The IHS Bemidji Area Chief Medical Officer and the IHS Bemidji Area Director are on-site today on the Red Lake Reservation assessing medical and other public health needs, as well as meeting with community and family members of the victims of the shooting to offer support and condolences. The IHS is coordinating with medical providers and law enforcement staff in the community and will mobilize staff as appropriate to meet health needs. Also, the IHS is collaborating with the Substance Abuse and Mental Health Services Administration, the National Institute of Mental Health, and the Centers for Disease Control and Prevention disaster response psychological unit,
for immediate and long-term support. The IHS and BIA are working jointly to determine needs for information alerts and other intervention processes to address and prevent future violence.
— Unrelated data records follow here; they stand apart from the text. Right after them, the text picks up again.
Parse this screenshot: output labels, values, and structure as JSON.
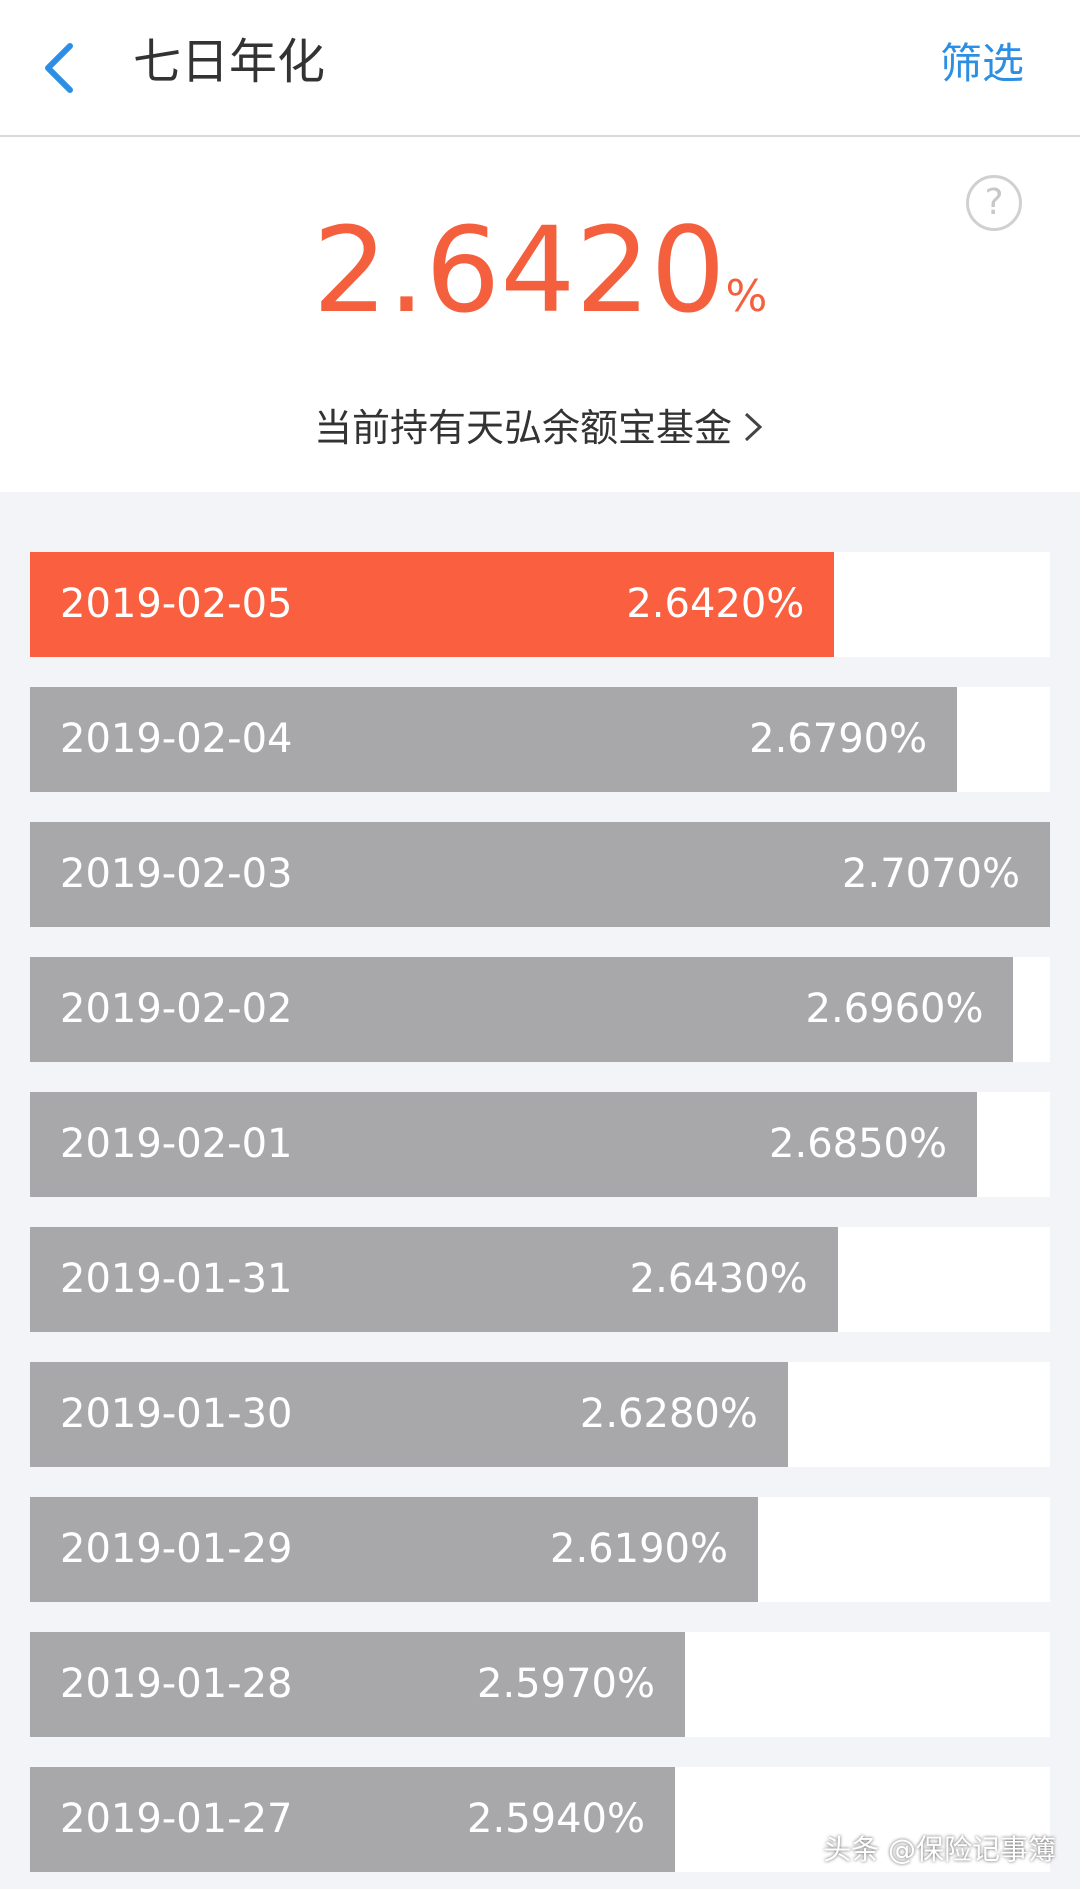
{
  "header": {
    "title": "七日年化",
    "filter": "筛选"
  },
  "current": {
    "rate": "2.6420",
    "unit": "%",
    "help": "?"
  },
  "fund_link": "当前持有天弘余额宝基金",
  "rows": [
    {
      "date": "2019-02-05",
      "value": 2.642,
      "label": "2.6420%"
    },
    {
      "date": "2019-02-04",
      "value": 2.679,
      "label": "2.6790%"
    },
    {
      "date": "2019-02-03",
      "value": 2.707,
      "label": "2.7070%"
    },
    {
      "date": "2019-02-02",
      "value": 2.696,
      "label": "2.6960%"
    },
    {
      "date": "2019-02-01",
      "value": 2.685,
      "label": "2.6850%"
    },
    {
      "date": "2019-01-31",
      "value": 2.643,
      "label": "2.6430%"
    },
    {
      "date": "2019-01-30",
      "value": 2.628,
      "label": "2.6280%"
    },
    {
      "date": "2019-01-29",
      "value": 2.619,
      "label": "2.6190%"
    },
    {
      "date": "2019-01-28",
      "value": 2.597,
      "label": "2.5970%"
    },
    {
      "date": "2019-01-27",
      "value": 2.594,
      "label": "2.5940%"
    }
  ],
  "bar_color": "#a8a8ab",
  "highlight_color": "#fa603f",
  "highlight_index": 0,
  "watermark": "头条 @保险记事簿"
}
A number of BIA personnel are already providing support to on-the-ground federal and local agencies in Red Lake. The BIA's Office of Law Enforcement Services has sent personnel to the site to assist the FBI, which has primary responsibility for investigating the incident. They include uniformed police officers, special agents, supervisory special agents, telecommunications officers and law enforcement officers trained in providing peer support counseling to local police and community members. A BIA mobile community substation also has been sent to Red Lake with dispatchers to provide an array of telecommunications services and carry out other specialized law
In addition, the Bureau's Office of Tribal Services has sent social workers from its Midwest Regional Office, in Ft. Snelling, MN to Red Lake to provide support to community members. They also will work with the Red Lake tribal government in obtaining long-term resources to help the tribe deal with any lingering effects produced by the tragedy.
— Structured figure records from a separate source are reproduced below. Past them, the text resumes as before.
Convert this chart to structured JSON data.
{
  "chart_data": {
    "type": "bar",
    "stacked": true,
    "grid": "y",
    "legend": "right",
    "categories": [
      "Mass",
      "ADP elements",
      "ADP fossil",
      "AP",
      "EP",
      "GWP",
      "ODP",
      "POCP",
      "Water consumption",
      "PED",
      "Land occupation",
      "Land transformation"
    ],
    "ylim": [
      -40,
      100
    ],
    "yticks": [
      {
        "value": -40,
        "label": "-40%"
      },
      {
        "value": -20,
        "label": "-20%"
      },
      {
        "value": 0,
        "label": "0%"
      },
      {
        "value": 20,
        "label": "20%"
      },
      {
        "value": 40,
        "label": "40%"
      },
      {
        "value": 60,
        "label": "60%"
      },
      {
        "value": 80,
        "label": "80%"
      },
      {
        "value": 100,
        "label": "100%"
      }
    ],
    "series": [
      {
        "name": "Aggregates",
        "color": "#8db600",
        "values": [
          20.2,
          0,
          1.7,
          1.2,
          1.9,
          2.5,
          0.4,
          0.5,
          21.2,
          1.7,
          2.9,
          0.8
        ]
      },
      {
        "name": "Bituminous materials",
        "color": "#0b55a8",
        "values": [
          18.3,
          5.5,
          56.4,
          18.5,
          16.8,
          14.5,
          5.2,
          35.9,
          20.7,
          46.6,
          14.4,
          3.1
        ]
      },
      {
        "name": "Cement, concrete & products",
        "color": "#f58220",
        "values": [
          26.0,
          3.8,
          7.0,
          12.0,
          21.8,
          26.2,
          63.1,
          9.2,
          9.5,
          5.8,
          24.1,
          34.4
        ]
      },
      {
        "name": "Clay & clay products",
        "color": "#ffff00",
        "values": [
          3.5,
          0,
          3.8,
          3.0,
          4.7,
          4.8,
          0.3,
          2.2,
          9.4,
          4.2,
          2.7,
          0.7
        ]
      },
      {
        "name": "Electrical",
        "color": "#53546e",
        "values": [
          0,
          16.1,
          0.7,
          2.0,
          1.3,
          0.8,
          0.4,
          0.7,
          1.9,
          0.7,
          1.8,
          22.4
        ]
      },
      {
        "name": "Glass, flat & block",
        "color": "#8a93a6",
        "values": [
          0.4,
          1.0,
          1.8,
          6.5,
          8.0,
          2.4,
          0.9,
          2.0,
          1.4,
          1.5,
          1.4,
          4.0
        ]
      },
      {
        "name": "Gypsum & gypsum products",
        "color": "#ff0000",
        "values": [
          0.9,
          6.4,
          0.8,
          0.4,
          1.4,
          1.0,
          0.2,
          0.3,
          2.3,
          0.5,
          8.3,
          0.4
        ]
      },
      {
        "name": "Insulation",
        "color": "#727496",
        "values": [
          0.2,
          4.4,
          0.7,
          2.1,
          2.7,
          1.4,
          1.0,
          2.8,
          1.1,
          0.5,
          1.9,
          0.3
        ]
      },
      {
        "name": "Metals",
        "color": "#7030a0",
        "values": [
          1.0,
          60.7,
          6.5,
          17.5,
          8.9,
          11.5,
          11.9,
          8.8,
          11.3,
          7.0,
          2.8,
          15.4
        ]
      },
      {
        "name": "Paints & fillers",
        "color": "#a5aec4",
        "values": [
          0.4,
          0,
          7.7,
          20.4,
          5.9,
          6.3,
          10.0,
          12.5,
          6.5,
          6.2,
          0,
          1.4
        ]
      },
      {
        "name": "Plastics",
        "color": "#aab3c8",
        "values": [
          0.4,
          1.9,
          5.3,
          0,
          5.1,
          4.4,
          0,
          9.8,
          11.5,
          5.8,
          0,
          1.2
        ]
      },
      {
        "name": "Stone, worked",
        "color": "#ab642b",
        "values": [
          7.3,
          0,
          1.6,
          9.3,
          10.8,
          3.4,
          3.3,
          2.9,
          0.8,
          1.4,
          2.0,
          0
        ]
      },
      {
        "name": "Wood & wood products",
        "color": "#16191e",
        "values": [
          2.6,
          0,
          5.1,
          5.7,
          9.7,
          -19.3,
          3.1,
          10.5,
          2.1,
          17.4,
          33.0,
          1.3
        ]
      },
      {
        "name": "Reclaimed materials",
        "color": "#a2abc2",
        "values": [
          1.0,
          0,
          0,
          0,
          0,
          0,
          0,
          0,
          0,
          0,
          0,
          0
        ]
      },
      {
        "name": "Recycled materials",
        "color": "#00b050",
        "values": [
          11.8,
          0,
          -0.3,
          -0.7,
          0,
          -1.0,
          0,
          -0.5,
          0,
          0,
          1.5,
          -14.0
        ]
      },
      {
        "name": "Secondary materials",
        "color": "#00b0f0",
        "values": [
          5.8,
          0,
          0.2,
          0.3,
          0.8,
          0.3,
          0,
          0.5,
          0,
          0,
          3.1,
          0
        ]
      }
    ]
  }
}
The Director of the BIA oversees the day-to-day activities of the 180-year-old Interior Department agency, which provides services to 1.8 million American Indians and Alaska Natives from the 562 federally recognized tribes. The Director administers all laws governing non-education portions of Indian Affairs, provides leadership and direction for BIA employees and oversees and monitors the work of the BIA regional offices, agencies and field offices. The Director also shares authority and responsibility for the management of the tribal and individual Indian
trust funds with the Special Trustee for American Indians, and oversees the Bureau's Land Consolidation Center, the agency's nationwide program to consolidate fractionated interests in Indian lands.
The IHS, an agency of the Department of Health and Human Services, provides a comprehensive health service delivery system for approximately 1.8 million of the nation's estimated 3.2 million American Indians and Alaska Natives who are members of 562 federally recognized tribes.